Audio Routing While the Game Is Already Producing Sound

The macOS machine handles Discord, browser, and OpenClaw. The Windows machine runs the game. A 3.5mm audio cable connects the macOS headphone output to the Windows PC line-in port. This merges macOS audio — including Discord TTS and local TTS playback — with the game audio directly in hardware.

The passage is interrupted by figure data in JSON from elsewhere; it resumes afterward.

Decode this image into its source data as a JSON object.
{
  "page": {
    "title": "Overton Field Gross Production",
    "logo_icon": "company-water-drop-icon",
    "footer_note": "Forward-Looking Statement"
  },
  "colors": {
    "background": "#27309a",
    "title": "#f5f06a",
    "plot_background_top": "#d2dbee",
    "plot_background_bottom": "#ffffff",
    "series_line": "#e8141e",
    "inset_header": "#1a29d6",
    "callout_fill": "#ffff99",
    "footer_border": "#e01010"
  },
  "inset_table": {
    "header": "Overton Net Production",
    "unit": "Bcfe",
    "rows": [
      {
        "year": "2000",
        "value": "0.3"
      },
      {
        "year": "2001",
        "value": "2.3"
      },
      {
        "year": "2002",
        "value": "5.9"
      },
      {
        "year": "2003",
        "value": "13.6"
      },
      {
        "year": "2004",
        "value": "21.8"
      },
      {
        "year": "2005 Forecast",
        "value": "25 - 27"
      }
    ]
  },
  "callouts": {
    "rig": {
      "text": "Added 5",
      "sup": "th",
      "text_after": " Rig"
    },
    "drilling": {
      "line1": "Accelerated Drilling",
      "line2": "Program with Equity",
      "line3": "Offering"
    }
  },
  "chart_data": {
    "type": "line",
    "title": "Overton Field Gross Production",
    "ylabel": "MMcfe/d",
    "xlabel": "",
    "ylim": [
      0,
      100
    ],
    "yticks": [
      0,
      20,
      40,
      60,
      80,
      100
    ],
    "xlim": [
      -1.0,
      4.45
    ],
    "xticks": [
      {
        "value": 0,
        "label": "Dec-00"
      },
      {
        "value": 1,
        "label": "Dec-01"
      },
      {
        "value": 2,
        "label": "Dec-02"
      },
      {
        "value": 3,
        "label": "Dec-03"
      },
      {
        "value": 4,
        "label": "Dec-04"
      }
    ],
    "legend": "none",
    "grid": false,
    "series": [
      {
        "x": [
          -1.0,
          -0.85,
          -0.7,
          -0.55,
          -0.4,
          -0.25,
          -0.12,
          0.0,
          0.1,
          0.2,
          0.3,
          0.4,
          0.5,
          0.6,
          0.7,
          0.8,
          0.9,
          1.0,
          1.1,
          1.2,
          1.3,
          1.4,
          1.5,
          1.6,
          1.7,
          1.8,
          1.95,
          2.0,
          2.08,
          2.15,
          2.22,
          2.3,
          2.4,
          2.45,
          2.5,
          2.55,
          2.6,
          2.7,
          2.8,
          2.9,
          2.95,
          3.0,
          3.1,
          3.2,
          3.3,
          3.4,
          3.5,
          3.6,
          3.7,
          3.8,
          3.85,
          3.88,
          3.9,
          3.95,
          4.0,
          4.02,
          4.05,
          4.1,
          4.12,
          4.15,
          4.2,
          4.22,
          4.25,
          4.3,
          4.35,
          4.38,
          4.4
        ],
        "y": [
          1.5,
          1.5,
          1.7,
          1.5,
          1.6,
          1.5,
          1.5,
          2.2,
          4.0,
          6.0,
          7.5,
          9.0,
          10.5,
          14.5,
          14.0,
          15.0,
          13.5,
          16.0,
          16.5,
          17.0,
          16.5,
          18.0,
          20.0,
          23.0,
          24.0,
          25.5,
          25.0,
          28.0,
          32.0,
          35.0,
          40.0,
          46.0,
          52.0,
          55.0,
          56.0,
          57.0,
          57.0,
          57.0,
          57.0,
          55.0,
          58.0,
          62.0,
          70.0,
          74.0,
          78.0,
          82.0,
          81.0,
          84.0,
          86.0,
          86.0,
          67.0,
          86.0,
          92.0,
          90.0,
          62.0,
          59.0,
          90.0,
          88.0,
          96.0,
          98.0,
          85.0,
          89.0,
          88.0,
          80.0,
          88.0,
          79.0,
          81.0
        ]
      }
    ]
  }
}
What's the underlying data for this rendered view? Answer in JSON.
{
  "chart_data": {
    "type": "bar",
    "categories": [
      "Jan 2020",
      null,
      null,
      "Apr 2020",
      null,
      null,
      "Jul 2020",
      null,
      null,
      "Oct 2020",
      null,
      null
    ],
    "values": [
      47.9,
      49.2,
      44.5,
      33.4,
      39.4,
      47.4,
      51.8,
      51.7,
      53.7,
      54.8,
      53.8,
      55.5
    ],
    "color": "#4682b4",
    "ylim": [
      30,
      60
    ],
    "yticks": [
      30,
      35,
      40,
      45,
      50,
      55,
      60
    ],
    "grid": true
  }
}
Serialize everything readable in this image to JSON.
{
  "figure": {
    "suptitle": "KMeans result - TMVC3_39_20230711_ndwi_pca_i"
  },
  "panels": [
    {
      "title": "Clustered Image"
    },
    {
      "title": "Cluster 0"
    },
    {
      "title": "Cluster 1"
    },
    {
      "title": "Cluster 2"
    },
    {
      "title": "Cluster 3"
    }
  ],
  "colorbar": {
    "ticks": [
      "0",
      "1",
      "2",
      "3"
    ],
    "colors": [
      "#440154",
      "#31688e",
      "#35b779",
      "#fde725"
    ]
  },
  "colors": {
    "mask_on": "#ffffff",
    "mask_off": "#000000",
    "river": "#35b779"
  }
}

Windows sees the macOS audio as a line-in source. Use the Windows built-in volume mixer to balance the two: raise or lower the line-in level relative to the game audio until the companion voice is comfortably audible over the game sound. No virtual audio devices or complex routing software are required.

Foot Pedal Workflow

The deck pedal turns a three-step keyboard sequence into three single presses with the left foot.

Pedal Mapping

  • Left pedal: Activate macOS dictation (double-click the left Command key)
  • Middle pedal: Send the Discord message (Return)
  • Right pedal: Play the TTS audio reply (mouse left click via cliclick c:. wrapped in an Automator application)

Workflow

  1. Press the left pedal to start dictation
  2. Speak your message
  3. Press the middle pedal to send it as a Discord message
  4. Wait for the agent reply to appear
  5. Hover the mouse over the Discord TTS play button, then press the right pedal to hear the reply

The right pedal runs cliclick c:., which clicks at the current cursor position without moving it. Position the cursor over the play button once and use the pedal for every subsequent click.